How we cite our quotes: (Chapter.Paragraph)
Quote #7
Four Navajo military men wearing camouflage marched in, carrying the US flag, the New Mexico flag, the Navajo Nation flag, and the black POW/MIA flag. (22.7)
These four flags—carried in at a celebration that Chester's friends and family hold for him—represent Chester's many identities. (A POW/MIA flag is a "prisoner of war/missing in action" flag. Thank goodness Chester didn't go MIA, otherwise we wouldn't have his memoir).
Quote #8
I think about how, in my life, cultures have collided—the quiet of Navajo land giving way to military training, the strict order of military training exploding into the chaos of battle. (23.4)
Chester reflects on the cultural and other upheavals he's experienced throughout his life.
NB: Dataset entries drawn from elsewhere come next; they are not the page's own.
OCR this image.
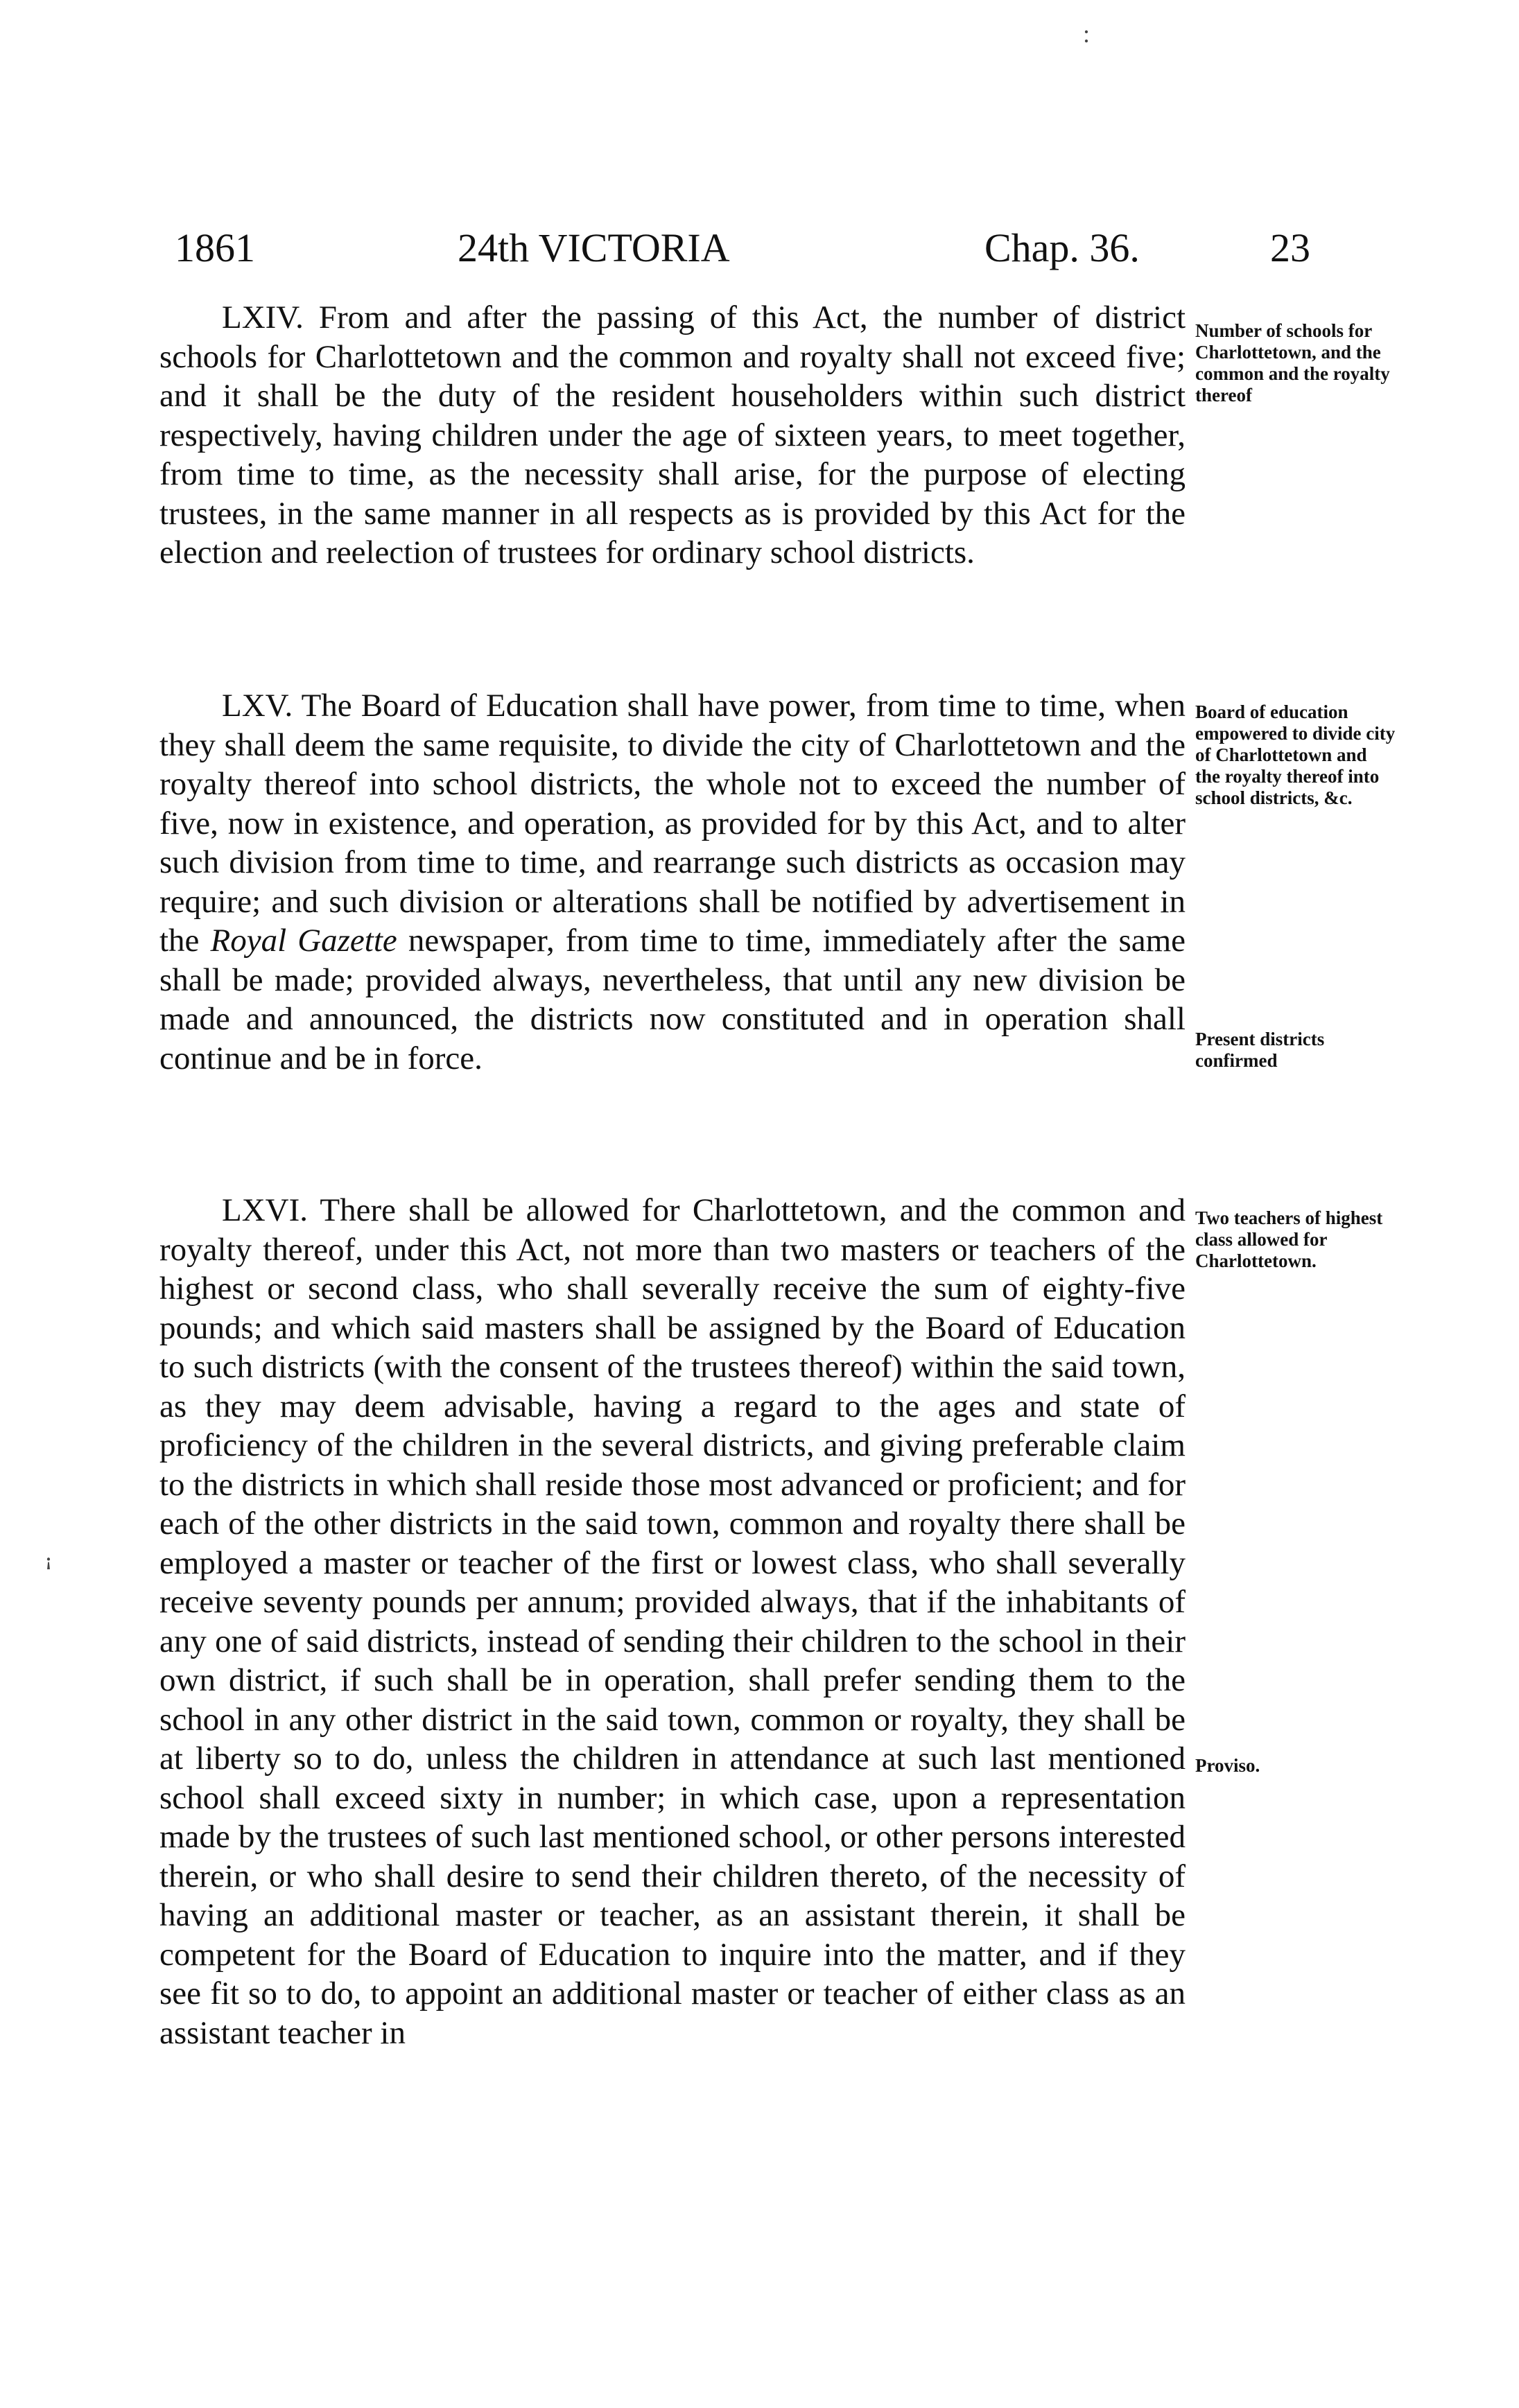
:
ꜟ
1861	24th VICTORIA	Chap. 36.	23

LXIV. From and after the passing of this Act, the number of district schools for Charlottetown and the common and royalty shall not exceed five; and it shall be the duty of the resident householders within such district respectively, having children under the age of sixteen years, to meet together, from time to time, as the necessity shall arise, for the purpose of electing trustees, in the same manner in all respects as is provided by this Act for the election and reelection of trustees for ordinary school districts.

LXV. The Board of Education shall have power, from time to time, when they shall deem the same requisite, to divide the city of Charlottetown and the royalty thereof into school districts, the whole not to exceed the number of five, now in existence, and operation, as provided for by this Act, and to alter such division from time to time, and rearrange such districts as occasion may require; and such division or alterations shall be notified by advertisement in the Royal Gazette newspaper, from time to time, immediately after the same shall be made; provided always, nevertheless, that until any new division be made and announced, the districts now constituted and in operation shall continue and be in force.

LXVI. There shall be allowed for Charlottetown, and the common and royalty thereof, under this Act, not more than two masters or teachers of the highest or second class, who shall severally receive the sum of eighty-five pounds; and which said masters shall be assigned by the Board of Education to such districts (with the consent of the trustees thereof) within the said town, as they may deem advisable, having a regard to the ages and state of proficiency of the children in the several districts, and giving preferable claim to the districts in which shall reside those most advanced or proficient; and for each of the other districts in the said town, common and royalty there shall be employed a master or teacher of the first or lowest class, who shall severally receive seventy pounds per annum; provided always, that if the inhabitants of any one of said districts, instead of sending their children to the school in their own district, if such shall be in operation, shall prefer sending them to the school in any other district in the said town, common or royalty, they shall be at liberty so to do, unless the children in attendance at such last mentioned school shall exceed sixty in number; in which case, upon a representation made by the trustees of such last mentioned school, or other persons interested therein, or who shall desire to send their children thereto, of the necessity of having an additional master or teacher, as an assistant therein, it shall be competent for the Board of Education to inquire into the matter, and if they see fit so to do, to appoint an additional master or teacher of either class as an assistant teacher in

Number of schools for Charlottetown, and the common and the royalty thereof

Board of education empowered to divide city of Charlottetown and the royalty thereof into school districts, &c.

Present districts confirmed

Two teachers of highest class allowed for Charlottetown.

Proviso.
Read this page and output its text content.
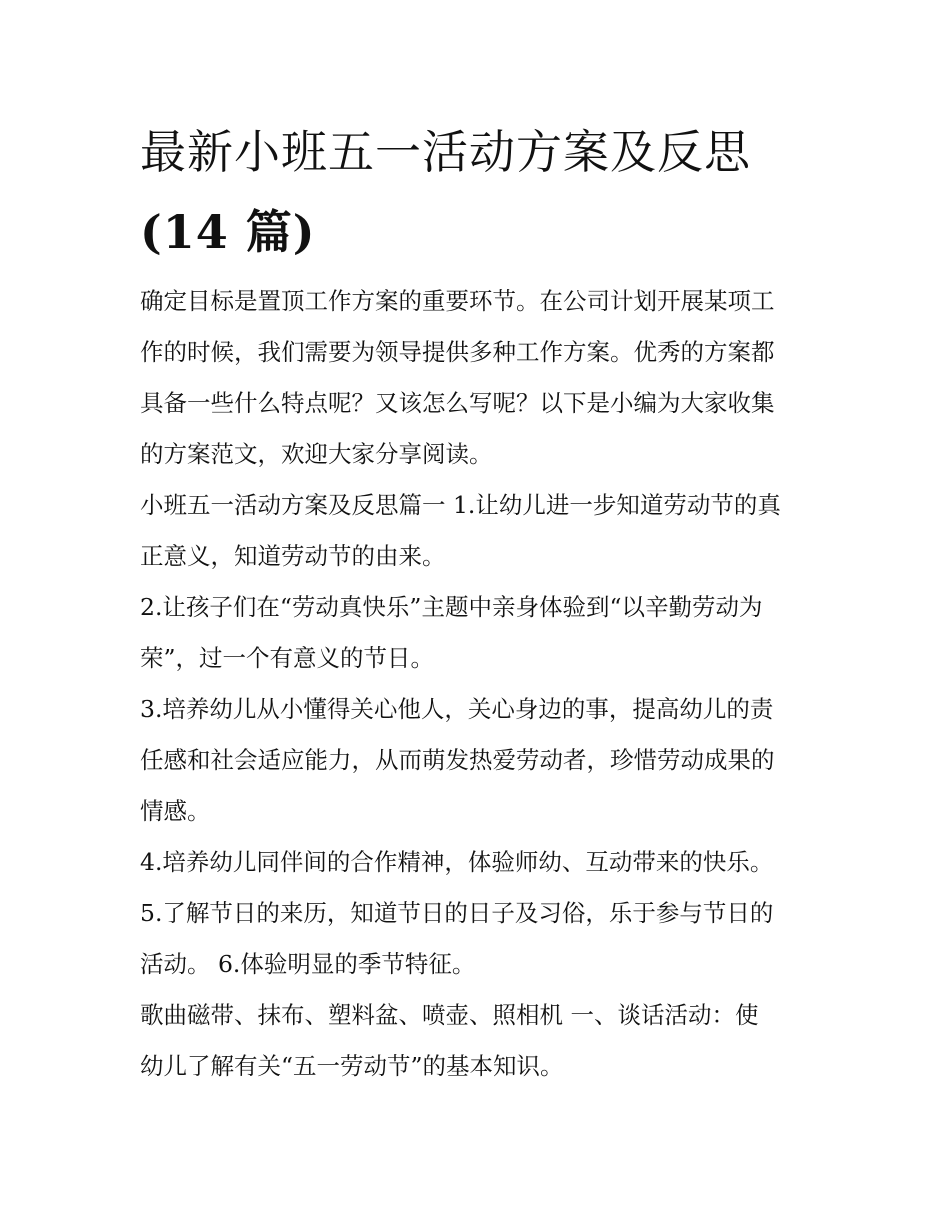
最新小班五一活动方案及反思
(14 篇)

确定目标是置顶工作方案的重要环节。在公司计划开展某项工
作的时候，我们需要为领导提供多种工作方案。优秀的方案都
具备一些什么特点呢？又该怎么写呢？以下是小编为大家收集
的方案范文，欢迎大家分享阅读。

小班五一活动方案及反思篇一 1.让幼儿进一步知道劳动节的真
正意义，知道劳动节的由来。

2.让孩子们在“劳动真快乐”主题中亲身体验到“以辛勤劳动为
荣”，过一个有意义的节日。

3.培养幼儿从小懂得关心他人，关心身边的事，提高幼儿的责
任感和社会适应能力，从而萌发热爱劳动者，珍惜劳动成果的
情感。

4.培养幼儿同伴间的合作精神，体验师幼、互动带来的快乐。

5.了解节日的来历，知道节日的日子及习俗，乐于参与节日的
活动。 6.体验明显的季节特征。

歌曲磁带、抹布、塑料盆、喷壶、照相机 一、谈话活动：使
幼儿了解有关“五一劳动节”的基本知识。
In using the world "collided," he suggests that these upheavals have been violent.
Quote #9
My fellow code talkers and I have become part of a new oral and written tradition, a Navajo victory, with our culture contributing to our country's defeat of a wily foe. (23.6)
Even though Chester is a modest guy, we can sense in his words here that he's proud of his own and his culture's contribution to the defeat of the Japanese. By saying that the code talkers have become "part of a new oral and written tradition," Chester's words also recall those stories he'd grown up listening to as a child. He's become a hero in his own Navajo tale.